Gangappa SN, Berriri S, Kumar SV (2016) PIF4 Coordinates Thermosensory Growth and Immunity in Arabidopsis. Current Biology


Open Access
Vinod Kumar (John Innes Centre) leads this study that looks at the role of the PHYTOCHROME INTERACTING FACTOR 4 (PIF4) transcription factor during the thermosensory response and its effect on plant architecture. They looked at the natural variation of PIF4, demonstrating the role of different varients on the balance between growth and immunity to pathogens. Pertubing PIF4-mediated effects result in temperature-resilient disease resistance. This study links with a paper highlighted in last weeks ARR from Kerry Franklin and co-authors that presented the role of UVR8 on the control of PIF4 heat responsive effects. These studies further confirm the important role of PIF4 in plant development in response to environmental change and biotic challenges.

Vinod discusses this paper and a related manuscript from next weeks ARR. Also available on the GARNet YouTube channel.

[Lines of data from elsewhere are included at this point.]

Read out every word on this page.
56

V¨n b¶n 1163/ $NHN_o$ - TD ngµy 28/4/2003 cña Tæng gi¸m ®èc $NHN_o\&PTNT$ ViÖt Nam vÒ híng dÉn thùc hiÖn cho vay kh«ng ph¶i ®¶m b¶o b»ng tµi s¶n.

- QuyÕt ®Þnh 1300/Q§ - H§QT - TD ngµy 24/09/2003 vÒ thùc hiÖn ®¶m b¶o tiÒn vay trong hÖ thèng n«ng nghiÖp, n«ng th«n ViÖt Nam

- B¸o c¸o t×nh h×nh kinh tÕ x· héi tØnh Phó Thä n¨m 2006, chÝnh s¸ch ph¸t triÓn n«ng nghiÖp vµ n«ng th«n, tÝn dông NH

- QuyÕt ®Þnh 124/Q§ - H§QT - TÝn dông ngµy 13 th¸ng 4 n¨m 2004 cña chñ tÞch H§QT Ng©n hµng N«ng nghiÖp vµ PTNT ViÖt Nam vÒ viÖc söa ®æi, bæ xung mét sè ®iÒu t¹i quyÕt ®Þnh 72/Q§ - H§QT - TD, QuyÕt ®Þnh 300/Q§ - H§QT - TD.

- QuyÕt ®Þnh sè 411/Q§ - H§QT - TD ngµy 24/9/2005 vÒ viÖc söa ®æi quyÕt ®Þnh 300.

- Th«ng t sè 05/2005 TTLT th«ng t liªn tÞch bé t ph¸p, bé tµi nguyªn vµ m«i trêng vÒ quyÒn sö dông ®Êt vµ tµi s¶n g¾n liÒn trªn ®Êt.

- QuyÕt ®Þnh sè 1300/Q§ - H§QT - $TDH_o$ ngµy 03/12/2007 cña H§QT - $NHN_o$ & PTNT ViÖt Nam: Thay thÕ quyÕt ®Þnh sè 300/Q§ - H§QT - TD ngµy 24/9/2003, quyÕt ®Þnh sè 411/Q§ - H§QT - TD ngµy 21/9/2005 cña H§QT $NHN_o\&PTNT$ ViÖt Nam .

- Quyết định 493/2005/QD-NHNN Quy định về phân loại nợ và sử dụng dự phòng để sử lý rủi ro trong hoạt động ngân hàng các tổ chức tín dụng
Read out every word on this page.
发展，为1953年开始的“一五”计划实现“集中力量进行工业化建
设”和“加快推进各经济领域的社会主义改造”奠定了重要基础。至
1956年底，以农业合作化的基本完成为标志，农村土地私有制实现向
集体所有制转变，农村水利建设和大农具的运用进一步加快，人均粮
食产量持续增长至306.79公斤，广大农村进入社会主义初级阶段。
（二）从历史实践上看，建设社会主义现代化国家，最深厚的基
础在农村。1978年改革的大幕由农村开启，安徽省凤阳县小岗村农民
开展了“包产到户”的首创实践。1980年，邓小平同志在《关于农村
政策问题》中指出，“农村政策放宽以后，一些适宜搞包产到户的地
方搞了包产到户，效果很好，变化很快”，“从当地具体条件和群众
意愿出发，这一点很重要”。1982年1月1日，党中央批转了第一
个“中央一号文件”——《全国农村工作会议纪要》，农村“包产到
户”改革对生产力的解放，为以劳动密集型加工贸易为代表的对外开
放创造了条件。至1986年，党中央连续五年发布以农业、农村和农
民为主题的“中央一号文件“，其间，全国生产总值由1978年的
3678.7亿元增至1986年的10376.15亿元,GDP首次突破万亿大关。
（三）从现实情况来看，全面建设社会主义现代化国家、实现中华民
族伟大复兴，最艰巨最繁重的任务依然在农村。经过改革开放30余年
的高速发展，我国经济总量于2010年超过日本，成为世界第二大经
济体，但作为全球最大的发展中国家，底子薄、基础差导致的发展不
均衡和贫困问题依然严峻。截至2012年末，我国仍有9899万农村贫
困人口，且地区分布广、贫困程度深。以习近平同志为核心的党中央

Poulet A, Duc C, Voisin M, Desset S, Tutois S, Vanrobays E, Benoit M, Evans DE, Probst AV, Tatout C (2017) The LINC complex contributes to heterochromatin organisation and transcriptional gene silencing in plants. J Cell Science.


Open Access

This study is led by Christophe Tatout from Clermond-Ferrand and includes David Evans and Axel Poulet (Oxford Brookes University) as co-authors. The paper focuses on the role of the nuclear envelope-localised LInker of Nucleoskeleton and Cytoskeleton (LINC) complex on nuclear morphology and interphase chromatin localisation. This work is underpinned by the use of novel 3D imaging tools to define where in the nucleus the chromatin is localised in both wildtype and linc mutant plants. This allows the authors to show that the LINC complex is necessary for proper heterchromatin organisation at the nuclear periphery, which might have broad implications for gene expression and transcriptional silencing.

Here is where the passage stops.